I am trying to integrate $$p_1=\int_0^1\int_z^1\int_y^1\frac{6x^2}{(x+y)(x+y+z)}\,\mathrm{d}x\,\mathrm{d}y\,\mathrm{d}z$$ which arose in connection with an earlier question.
When I plug it into sympy, I get back a hot mess of unevaluated double integrals. Since I think (though I may be wrong) that the integral is elementary, I've been playing around with it. Finally, I tried to compute the innermost integral indefinitely with
simplify(integrate(6*x**2/((x+y)*(x+y+z)), x))
which gives $$\frac{6 \left(x z + y^{2} \log{\left (\frac{x \left(2 y^{2} + 2 y z + z^{2}\right) + 2 y^{3} + 2 y^{2} z + y z^{2}}{2 y^{2} + 2 y z + z^{2}} \right )} - \left(y + z\right)^{2} \log{\left (\frac{x \left(2 y^{2} + 2 y z + z^{2}\right) + 2 y^{3} + 3 y^{2} z + y z^{2} + z \left(y + z\right)^{2}}{2 y^{2} + 2 y z + z^{2}} \right )}\right)}{z}$$
No wonder it can't do the integration! However, the first logarithm simplifies to $\log(x+y)$ and the second to $\log(x+y+z)$. If I ask sympy to simplify these expressions, it has no difficulty.

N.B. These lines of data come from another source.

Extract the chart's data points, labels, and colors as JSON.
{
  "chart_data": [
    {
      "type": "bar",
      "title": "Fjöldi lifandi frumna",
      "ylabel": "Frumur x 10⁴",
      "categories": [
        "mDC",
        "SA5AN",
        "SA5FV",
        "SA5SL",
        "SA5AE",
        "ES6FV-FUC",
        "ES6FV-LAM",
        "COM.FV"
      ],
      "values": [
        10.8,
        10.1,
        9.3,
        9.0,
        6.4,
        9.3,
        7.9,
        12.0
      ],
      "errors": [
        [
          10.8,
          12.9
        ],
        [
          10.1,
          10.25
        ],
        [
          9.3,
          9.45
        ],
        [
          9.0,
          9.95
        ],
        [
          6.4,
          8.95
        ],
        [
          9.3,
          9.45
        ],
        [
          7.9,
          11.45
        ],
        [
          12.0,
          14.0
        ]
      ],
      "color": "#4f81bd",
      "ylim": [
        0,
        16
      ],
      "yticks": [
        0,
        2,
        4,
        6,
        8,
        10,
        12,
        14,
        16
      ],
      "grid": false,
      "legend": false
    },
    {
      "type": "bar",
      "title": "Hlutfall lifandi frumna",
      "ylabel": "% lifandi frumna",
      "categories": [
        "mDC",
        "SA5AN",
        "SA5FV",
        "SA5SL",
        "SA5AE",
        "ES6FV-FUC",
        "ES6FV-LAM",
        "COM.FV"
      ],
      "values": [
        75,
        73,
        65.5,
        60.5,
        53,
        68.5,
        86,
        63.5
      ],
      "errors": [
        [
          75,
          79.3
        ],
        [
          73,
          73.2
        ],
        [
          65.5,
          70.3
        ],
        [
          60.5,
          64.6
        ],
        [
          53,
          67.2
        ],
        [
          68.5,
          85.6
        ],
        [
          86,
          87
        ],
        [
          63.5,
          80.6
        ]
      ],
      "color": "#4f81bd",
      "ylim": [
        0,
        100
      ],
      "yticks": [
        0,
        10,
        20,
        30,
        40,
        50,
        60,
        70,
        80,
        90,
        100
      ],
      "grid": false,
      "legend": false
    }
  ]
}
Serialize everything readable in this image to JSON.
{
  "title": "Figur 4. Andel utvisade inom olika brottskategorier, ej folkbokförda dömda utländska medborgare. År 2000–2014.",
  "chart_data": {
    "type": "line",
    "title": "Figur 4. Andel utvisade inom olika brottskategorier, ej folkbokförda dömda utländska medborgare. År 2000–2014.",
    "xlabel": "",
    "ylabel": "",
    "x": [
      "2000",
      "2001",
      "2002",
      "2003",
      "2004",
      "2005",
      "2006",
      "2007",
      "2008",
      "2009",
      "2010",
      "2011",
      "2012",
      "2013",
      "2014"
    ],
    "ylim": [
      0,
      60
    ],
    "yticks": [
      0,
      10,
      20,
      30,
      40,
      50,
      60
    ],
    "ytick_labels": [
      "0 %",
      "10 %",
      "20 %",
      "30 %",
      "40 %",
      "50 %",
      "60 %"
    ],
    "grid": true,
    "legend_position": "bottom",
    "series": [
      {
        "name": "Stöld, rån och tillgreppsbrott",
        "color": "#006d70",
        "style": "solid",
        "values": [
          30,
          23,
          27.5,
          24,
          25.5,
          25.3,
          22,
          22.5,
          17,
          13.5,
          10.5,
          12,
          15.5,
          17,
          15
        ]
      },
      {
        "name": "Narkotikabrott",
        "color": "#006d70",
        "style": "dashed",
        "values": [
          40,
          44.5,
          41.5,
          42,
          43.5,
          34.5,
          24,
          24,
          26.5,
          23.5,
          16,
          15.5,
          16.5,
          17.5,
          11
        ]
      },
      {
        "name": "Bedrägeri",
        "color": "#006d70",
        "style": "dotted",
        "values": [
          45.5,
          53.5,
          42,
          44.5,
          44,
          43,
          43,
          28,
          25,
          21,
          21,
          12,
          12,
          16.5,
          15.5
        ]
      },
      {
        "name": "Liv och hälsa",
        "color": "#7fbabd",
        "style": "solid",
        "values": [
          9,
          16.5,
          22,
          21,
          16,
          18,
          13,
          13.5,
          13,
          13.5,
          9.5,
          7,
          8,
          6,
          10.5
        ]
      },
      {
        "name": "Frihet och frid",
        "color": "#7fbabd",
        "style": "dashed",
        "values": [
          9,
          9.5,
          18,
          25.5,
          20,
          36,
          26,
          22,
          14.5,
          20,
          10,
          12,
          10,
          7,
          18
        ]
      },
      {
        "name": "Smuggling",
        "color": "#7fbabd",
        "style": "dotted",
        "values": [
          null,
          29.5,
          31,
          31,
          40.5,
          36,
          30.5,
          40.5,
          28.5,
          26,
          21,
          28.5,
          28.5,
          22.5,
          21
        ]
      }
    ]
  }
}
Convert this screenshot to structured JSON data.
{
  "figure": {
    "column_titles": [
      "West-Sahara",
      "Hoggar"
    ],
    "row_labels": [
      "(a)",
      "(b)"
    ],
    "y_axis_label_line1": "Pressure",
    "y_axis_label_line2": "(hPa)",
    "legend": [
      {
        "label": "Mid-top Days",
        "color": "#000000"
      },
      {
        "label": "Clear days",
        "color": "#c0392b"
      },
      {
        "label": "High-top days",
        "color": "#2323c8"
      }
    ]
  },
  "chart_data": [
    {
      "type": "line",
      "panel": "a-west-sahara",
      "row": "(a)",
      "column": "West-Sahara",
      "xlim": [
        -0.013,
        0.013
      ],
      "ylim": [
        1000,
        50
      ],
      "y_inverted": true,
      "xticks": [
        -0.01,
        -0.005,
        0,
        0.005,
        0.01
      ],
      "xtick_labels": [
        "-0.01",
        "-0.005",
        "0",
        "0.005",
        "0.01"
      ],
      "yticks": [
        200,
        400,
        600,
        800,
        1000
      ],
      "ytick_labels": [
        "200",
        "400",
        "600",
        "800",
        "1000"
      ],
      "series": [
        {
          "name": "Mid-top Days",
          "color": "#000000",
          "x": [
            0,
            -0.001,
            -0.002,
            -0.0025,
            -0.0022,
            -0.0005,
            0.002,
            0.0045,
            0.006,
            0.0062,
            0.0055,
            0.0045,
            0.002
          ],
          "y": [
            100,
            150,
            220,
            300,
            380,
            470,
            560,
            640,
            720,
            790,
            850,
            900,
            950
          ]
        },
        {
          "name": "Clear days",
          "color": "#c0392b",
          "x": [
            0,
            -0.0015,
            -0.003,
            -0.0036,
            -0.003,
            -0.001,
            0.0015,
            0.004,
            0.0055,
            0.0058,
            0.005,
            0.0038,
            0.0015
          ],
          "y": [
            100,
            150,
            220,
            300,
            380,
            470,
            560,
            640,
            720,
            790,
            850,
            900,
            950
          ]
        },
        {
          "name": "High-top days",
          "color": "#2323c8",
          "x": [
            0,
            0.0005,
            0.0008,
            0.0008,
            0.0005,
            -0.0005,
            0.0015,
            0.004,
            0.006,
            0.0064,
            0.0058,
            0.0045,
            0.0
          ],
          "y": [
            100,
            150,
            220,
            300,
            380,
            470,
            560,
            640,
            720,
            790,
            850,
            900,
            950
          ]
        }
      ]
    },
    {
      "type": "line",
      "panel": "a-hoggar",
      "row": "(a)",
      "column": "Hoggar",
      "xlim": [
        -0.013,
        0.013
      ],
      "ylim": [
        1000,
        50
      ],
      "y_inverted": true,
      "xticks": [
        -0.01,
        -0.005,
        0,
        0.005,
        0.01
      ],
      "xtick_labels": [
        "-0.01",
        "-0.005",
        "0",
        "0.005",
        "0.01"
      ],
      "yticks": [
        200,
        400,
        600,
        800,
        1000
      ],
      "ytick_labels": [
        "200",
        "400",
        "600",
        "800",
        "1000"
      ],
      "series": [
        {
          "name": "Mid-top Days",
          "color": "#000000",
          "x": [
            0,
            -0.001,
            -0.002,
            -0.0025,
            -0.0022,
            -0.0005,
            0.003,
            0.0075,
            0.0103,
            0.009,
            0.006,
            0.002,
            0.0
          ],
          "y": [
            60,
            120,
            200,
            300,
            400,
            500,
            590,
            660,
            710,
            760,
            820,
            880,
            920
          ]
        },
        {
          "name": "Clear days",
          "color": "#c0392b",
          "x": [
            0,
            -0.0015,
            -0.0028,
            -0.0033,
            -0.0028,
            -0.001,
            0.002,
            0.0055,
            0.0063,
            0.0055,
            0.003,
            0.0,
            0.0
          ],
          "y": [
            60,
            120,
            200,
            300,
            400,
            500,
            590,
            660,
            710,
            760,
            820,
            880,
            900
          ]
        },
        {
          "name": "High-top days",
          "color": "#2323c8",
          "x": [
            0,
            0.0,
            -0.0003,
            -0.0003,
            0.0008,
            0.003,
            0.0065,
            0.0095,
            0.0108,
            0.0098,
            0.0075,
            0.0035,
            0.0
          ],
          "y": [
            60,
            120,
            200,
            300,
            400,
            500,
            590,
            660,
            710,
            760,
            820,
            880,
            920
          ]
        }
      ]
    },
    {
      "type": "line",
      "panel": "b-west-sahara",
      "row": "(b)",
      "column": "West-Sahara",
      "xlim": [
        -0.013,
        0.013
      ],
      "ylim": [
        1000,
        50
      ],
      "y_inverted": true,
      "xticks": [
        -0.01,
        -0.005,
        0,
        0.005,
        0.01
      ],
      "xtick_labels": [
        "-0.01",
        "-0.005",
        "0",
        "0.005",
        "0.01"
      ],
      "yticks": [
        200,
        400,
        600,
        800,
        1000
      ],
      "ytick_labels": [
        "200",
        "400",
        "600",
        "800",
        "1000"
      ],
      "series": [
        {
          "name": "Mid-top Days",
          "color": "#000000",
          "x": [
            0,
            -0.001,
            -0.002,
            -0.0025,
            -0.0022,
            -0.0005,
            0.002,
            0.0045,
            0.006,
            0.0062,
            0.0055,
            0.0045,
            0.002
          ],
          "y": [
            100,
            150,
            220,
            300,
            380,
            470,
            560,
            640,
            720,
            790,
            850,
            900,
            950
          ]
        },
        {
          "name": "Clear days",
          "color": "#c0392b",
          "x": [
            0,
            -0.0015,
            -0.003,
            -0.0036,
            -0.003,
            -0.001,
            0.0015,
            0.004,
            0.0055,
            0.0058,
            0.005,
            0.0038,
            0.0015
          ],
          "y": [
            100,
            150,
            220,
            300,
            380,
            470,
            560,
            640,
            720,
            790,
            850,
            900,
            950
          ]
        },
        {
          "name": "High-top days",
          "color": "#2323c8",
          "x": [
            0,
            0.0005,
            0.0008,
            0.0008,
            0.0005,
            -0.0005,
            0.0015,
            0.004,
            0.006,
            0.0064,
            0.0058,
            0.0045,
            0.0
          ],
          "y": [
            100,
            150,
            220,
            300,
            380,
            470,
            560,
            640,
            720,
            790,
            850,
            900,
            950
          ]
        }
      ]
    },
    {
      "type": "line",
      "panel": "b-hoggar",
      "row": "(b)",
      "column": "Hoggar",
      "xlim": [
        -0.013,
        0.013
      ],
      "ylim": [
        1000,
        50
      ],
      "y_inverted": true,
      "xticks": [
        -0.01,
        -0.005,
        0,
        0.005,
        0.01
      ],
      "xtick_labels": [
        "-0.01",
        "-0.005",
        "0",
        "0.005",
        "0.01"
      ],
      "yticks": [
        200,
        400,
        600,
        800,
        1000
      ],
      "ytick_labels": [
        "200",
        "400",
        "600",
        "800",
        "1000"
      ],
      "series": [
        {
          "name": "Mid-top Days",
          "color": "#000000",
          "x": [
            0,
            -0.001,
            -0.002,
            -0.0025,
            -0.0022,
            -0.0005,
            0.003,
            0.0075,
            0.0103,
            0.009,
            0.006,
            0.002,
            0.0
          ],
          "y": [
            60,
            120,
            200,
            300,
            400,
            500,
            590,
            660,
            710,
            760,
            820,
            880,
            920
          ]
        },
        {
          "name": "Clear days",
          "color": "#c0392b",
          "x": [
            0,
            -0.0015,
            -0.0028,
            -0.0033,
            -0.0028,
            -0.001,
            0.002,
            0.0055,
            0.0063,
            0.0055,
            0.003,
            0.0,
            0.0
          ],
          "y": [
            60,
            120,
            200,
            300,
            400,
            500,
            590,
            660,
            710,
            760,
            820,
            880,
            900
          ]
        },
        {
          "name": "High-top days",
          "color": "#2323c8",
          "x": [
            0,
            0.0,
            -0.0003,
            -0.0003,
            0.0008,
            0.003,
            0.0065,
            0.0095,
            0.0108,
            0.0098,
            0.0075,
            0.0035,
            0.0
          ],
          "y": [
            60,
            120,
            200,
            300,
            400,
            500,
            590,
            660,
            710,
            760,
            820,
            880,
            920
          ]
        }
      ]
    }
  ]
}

So, if it were really import to compute this integral exactly, the only way I can see is to write the antiderivative as a function:
def f(x):
return 6*(x*z + y**2*log(x+y) - (y + z)**2*log(x+y+z))/z
evaluate $f(1)-f(y)$ in sympy, integrate the result with respect to $y$, and go through the same procedure again.
Is there a better way?
In answer to Eric's comment, at the end I had, among other things, $$\int\frac{-2\log(z+1)+2\log2}z\, \mathrm{d}z$$ for which sympy gave me
2*log(2)*log(z) + 2*polylog(2, z*exp_polar(I*pi))
I take the second term to be a polylogarithm $$2\operatorname{Li}_2(e^{i\pi}z)= 2\operatorname{Li}_2(-z)= 2\sum_{n=1}^\infty\frac{(-z)^n}{n^2}$$ but of course, the first term will blow up at $z=0$. It seemed to me that everything else would be integrable with no difficulty. I must have made a mistake somewhere, but it's hard to find.
I tried it again and it gave me NAN. I made a lot of manual adjustments along the way, and I might have made a mistake, but I don't think so.